Assessing Sensitivity of Hyperspectral Sensor to Detect Oils with Sea Ice

Environmental Information Institute, Navigation College, Dalian Maritime University, Dalian 116026, China

Received 30 January 2016; Revised 9 March 2016; Accepted 15 March 2016

Academic Editor: Khalique Ahmed

Copyright © 2016 Bingxin Liu et al. This is an open access article distributed under the Creative Commons Attribution License, which permits unrestricted use, distribution, and reproduction in any medium, provided the original work is properly cited.

Abstract

The reflectance of two commonly used oils, crude oil and diesel, is measured under various conditions: on a water surface, among pack ice, and on/beneath compact ice. The spectral characteristics of each oil are analyzed using the results from these measures. In conjunction with estimated noise thresholds of the sensor environment, the theoretical potential to identify oil is assessed for the hyperspectral Hyperion. The hyperspectral sensor is more sensitive to the crude oil than to diesel under all conditions. The visible and infrared bands, from 468 nm to 933 nm, are more suitable to identify the crude oil. In addition, when the background is pack ice, the infrared region from 1134 nm to 1326 nm is another potential useful zone. Through the visible-to-infrared bands, the sensitivity to the existence of diesel is inferior to that of crude oil. Relatively, the bands greater than 1134 nm have the potential to separate diesel from the water or sea ice. These characteristics and sensitivity of oil film in terms of ice and oil type can be effectively used to select suitable bands to distinguish oils from sea water and sea ice.

1. Introduction

Climate warming has influenced the increasing decline of the ice-covered area in the Arctic region year by year. From 2002 to 2011, the ice area shrunk 82,800 km2 each year [1]. In 2007, the northeast and northwest channels in this area were opened for the first time. In this context, the navigation of the Arctic waterway became possible. A total of 71 ships carrying 1,355,897 tons of cargo sailed via this shortcut between Europe and Asia in 2013 [2]. With the development of the Arctic and the exploitation of resources in the Antarctic, the numbers of oil drilling platforms and oil tankers have increased rapidly [3], increasing the possibility of oil spill in ice-infested waters [4]. For China, Bohai Sea and its surrounding waters distribute into many oilfields, such as Liaohe oilfield, Dagang oilfield, Shengli oilfield, Jinzhou 9-3, and other large oilfields or offshore oil and gas fields. At the same time, owing to the strong and stable Mongolian cold high-pressure control, Bohai Sea freezes every winter. Oil spills in ice-infested waters in this area have become a subject of great concern to corporations, local residents, and government agencies [5, 6].

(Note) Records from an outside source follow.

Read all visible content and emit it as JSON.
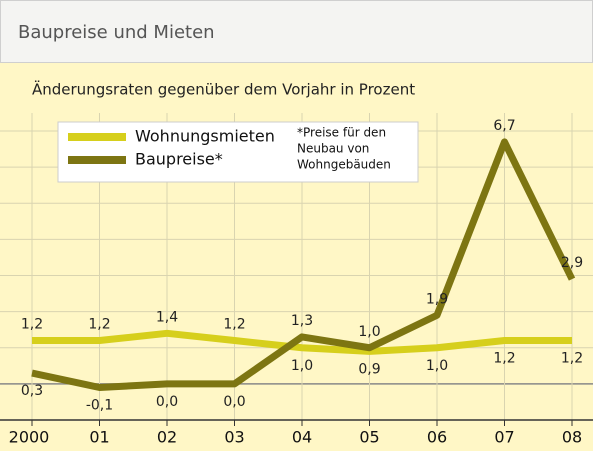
{
  "chart_data": {
    "type": "line",
    "title": "Baupreise und Mieten",
    "subtitle": "Änderungsraten gegenüber dem Vorjahr in Prozent",
    "categories": [
      "2000",
      "01",
      "02",
      "03",
      "04",
      "05",
      "06",
      "07",
      "08"
    ],
    "series": [
      {
        "name": "Wohnungsmieten",
        "color": "#d6cf1c",
        "values": [
          1.2,
          1.2,
          1.4,
          1.2,
          1.0,
          0.9,
          1.0,
          1.2,
          1.2
        ],
        "value_labels": [
          "1,2",
          "1,2",
          "1,4",
          "1,2",
          "1,0",
          "0,9",
          "1,0",
          "1,2",
          "1,2"
        ]
      },
      {
        "name": "Baupreise*",
        "color": "#7d7512",
        "values": [
          0.3,
          -0.1,
          0.0,
          0.0,
          1.3,
          1.0,
          1.9,
          6.7,
          2.9
        ],
        "value_labels": [
          "0,3",
          "-0,1",
          "0,0",
          "0,0",
          "1,3",
          "1,0",
          "1,9",
          "6,7",
          "2,9"
        ]
      }
    ],
    "note": [
      "*Preise für den",
      "Neubau von",
      "Wohngebäuden"
    ],
    "ylim": [
      -1,
      7.5
    ],
    "yticks": [
      0,
      1,
      2,
      3,
      4,
      5,
      6,
      7
    ],
    "grid": true,
    "legend": "top-left"
  }
}
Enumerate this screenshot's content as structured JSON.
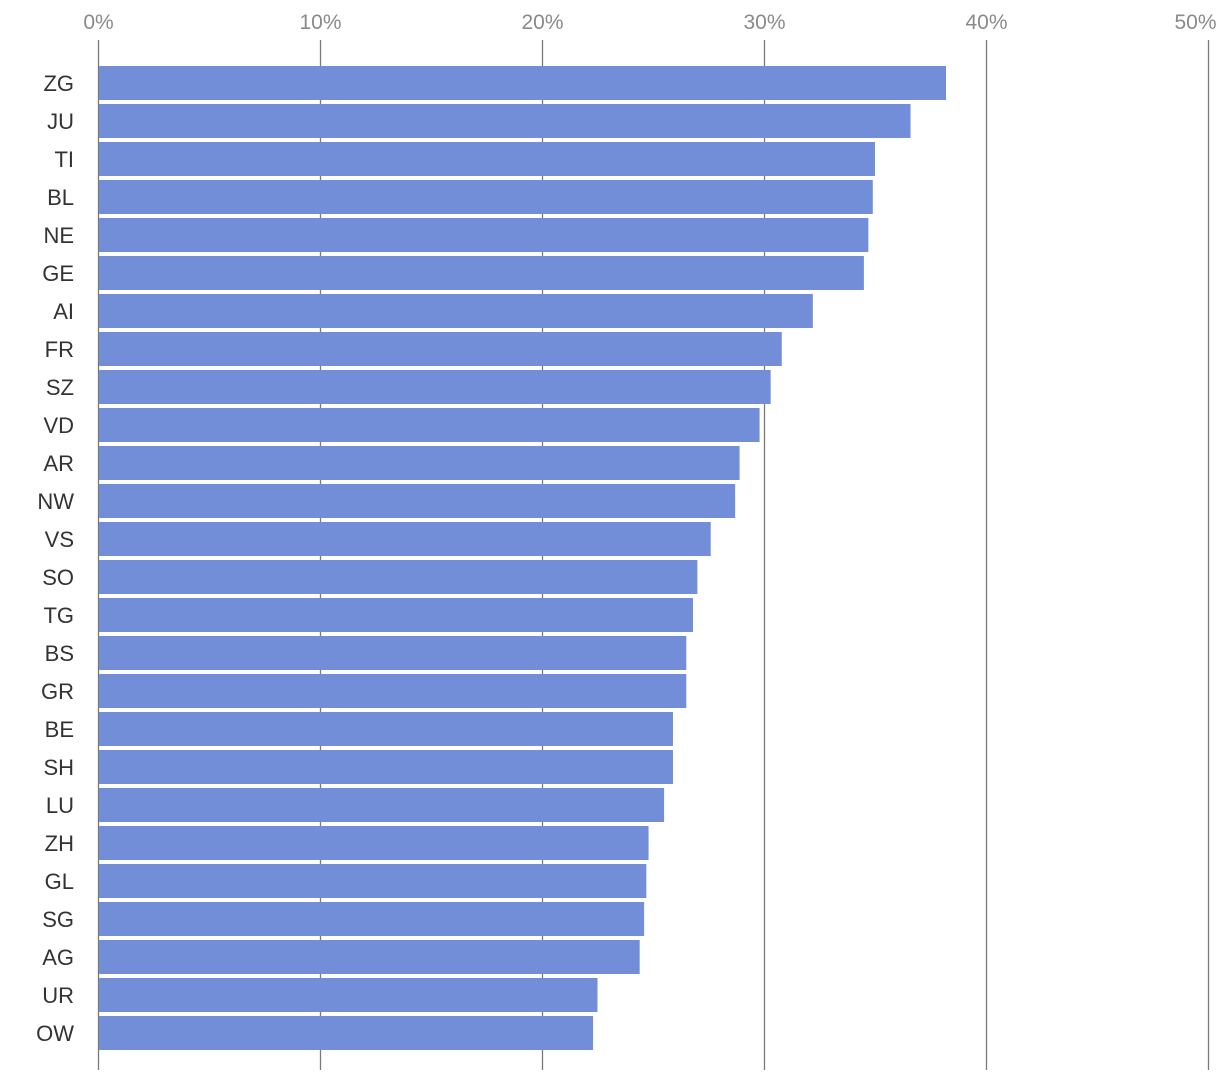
{
  "chart_data": {
    "type": "bar",
    "orientation": "horizontal",
    "title": "",
    "xlabel": "",
    "ylabel": "",
    "xlim": [
      0,
      50
    ],
    "x_ticks": [
      0,
      10,
      20,
      30,
      40,
      50
    ],
    "x_tick_labels": [
      "0%",
      "10%",
      "20%",
      "30%",
      "40%",
      "50%"
    ],
    "grid": true,
    "legend": "none",
    "bar_color": "#728ed8",
    "categories": [
      "ZG",
      "JU",
      "TI",
      "BL",
      "NE",
      "GE",
      "AI",
      "FR",
      "SZ",
      "VD",
      "AR",
      "NW",
      "VS",
      "SO",
      "TG",
      "BS",
      "GR",
      "BE",
      "SH",
      "LU",
      "ZH",
      "GL",
      "SG",
      "AG",
      "UR",
      "OW"
    ],
    "values": [
      38.2,
      36.6,
      35.0,
      34.9,
      34.7,
      34.5,
      32.2,
      30.8,
      30.3,
      29.8,
      28.9,
      28.7,
      27.6,
      27.0,
      26.8,
      26.5,
      26.5,
      25.9,
      25.9,
      25.5,
      24.8,
      24.7,
      24.6,
      24.4,
      22.5,
      22.3
    ]
  }
}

Numerous studies have been conducted in the past years on the monitoring of oil spills in open waters by using remote sensing [7, 8]. The methods used include synthetic aperture radar (SAR) [911], multiple and hyperspectral visible-near infrared (VNIR) [7, 1218], laser-induced fluorescence [8, 19], and thermal infrared [2022]. However, studies on the monitoring of oil spill in waters with sea ice are much fewer.

For oil spill monitoring in the area of sea ice-infested waters, the VNIR remote sensing method has much more potential than SAR. Given the presence of sea ice, the conventional effective remote sensing methods, such as SAR, cannot identify oil slicks in waters with sea ice [5, 2326]. Based on the reflectance and emissivity of the objects, however, VNIR remote sensing can eliminate oil slicks from the waters and sea ice [27]. Fingas and Brown monitored the offshore oil slicks off the Canadian coast [28]. Dick and Fingas used airborne infrared instruments to survey the oils on the waters of Svalbard areas [29]. The airborne spectrometer images were used to extract the characteristics of the sea ice, water, and oil slicks [30].

As a cutting-edge method, hyperspectral remote sensing can distinguish oil slicks from sea ice and water. The hyperspectral sensors obtain images containing the continuous reflectance spectra of the objects. By using the features of the spectra, experts may identify a specific issue more accurately. However, limited studies have been performed on the spectral characteristics of oil slicks in ice-infested waters.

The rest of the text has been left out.